How to file a good bug report

How to file a good bug report

One of the first lessons, hard lessons, you learn coming into the world of software development out of college is how hard it can be to understand bug reports.

Variously they can be vague, misleading, inaccurate, confusing or best of all - misunderstanding a feature for a bug (the latter often points to usability issues).

Having endured many of these and now doing a fair bit of testing of my current application, I try to "be the change I wish to see in the world". So I've come up with the following scheme for bug reports.

#1 Start with a good short bug summary
For example:
"Data Entry screen disappears after entering certain unusual keystrokes"

The good part of this is a manager / team lead gets a quick idea of how serious this issue is (screen disappearing - bad!) where it occurs (data entry screen) and what caused it (unusual keystrokes). Useful in understanding just how serious it is and how soon it should be reviewed and/or fixed.

Next up you need to focus on the needs of the developer - basically instructions so the developer can reproduce the issue

#2 The *exact* build you are using
e.g.
March 27th 18:05 PM

Sometimes developers get dupe issues with related if not similar symptoms and having the exact build they can often realize "Hey that's that same issue I fixed yesterday" and they can then tell the tester - try the 28th build because it's related to issue X we resolved.

#3 Environmental Aspects
Including
- What machine the different parts of the system were running on e.g. web server, GUI etc.
- What database you were pointing at and DB login if appropriate
- How you installed the build e.g. options
- Your GUI login if appropriate
- If you can, it's really awesome to leave that build around and up-and-running so a developer can come over to your area and check it out for themselves. Not always possible but for those big critical issues it's a real time saver.

#4 Instructions to see the bug
The steps need to be detailed, step-by-step.

Often when I report a bug I spend a few minutes trying to get the least number of clear steps to reproduce an issue. This is important not only for the developer but for the person who subsequently tests the fix perhaps minutes, day or even months later.

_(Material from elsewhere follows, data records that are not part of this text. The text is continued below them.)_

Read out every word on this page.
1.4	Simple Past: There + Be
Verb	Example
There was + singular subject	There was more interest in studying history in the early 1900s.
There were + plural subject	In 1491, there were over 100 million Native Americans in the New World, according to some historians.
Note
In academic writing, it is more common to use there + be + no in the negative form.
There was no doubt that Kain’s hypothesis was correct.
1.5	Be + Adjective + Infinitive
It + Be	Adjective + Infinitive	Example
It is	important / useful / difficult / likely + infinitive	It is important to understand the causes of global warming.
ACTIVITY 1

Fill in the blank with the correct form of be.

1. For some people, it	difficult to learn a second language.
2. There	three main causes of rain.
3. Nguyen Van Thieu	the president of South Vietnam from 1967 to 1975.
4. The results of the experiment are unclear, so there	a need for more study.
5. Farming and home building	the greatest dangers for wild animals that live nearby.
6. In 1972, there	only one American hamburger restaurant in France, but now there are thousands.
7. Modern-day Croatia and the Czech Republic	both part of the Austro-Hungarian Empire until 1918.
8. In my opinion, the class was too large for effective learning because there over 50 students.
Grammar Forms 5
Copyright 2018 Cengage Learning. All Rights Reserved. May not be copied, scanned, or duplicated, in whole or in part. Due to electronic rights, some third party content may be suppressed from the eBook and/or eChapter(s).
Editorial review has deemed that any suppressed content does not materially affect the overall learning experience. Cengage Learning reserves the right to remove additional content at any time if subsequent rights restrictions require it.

You don't want to be too detailed "point your mouse to the 'Send' button and left-click" or too vague "enter some data and hit 'Send'"

1) Login to the GUI
2) Go to 'Tools > Data Entry > Advanced'
3) Select the 'Schedule' tab
4) Enter '03/04/08' and then without saving try to tab off
5) You get a System error (see attached)

5 Supporting Documentation
Screenshots are great 'proof' - especially for those developers you may know, who try to reproduce the issue for 5 seconds and then say "Unable to reproduce" and cancel your bug which you spent quite a bit of time entering. Very annoying!

Some folks who have long complicated steps often choose to add video capture too which is great (but bulky).

Logs are great too especially when they contain more useful errors related to things the developer can grasp e.g. Malformed SQL on line 223 of DataEntry.java.

Often these are attachments and as a technical lead I often trawl through the logs to find the most important lines e.g. often the first stack trace and then copy-and-paste that into the main bug description.

Other things you need in a bug report
- A unique identifier for this bug report
- Priority - Stick to High, Medium and Low - beyond that lies madness! :-)
- Severity is optional - often I find it confused with Priority for various reasons- again three levels should suffice - major, moderate and minor/cosmetic
- Who created the issue and when?
- Who is assigned the item?
- Who is the tester going to be?

Good bug reports take time. But it's worth it - I figure for every minute I put in to the report to make it clear and concise I'm probably saving 5 to 10 minutes of a developer's time and then more for the person who might have to test it (might be me 6 months from now).

As a team lead also I'll reject reports that lack these details. It's funny I've known some experienced QA folks who just can't seem to get this right - it's very frustrating to start a back and forth - which builds is this - please add logs - can you add a screenshot?- and then there are some who write them so well it just becomes a slam-dunk for the developer. Often they're the ones sitting right beside the developer - they've each learned how each other works - how to keep each other productive and keep frustrations to a minimum. That's good all around.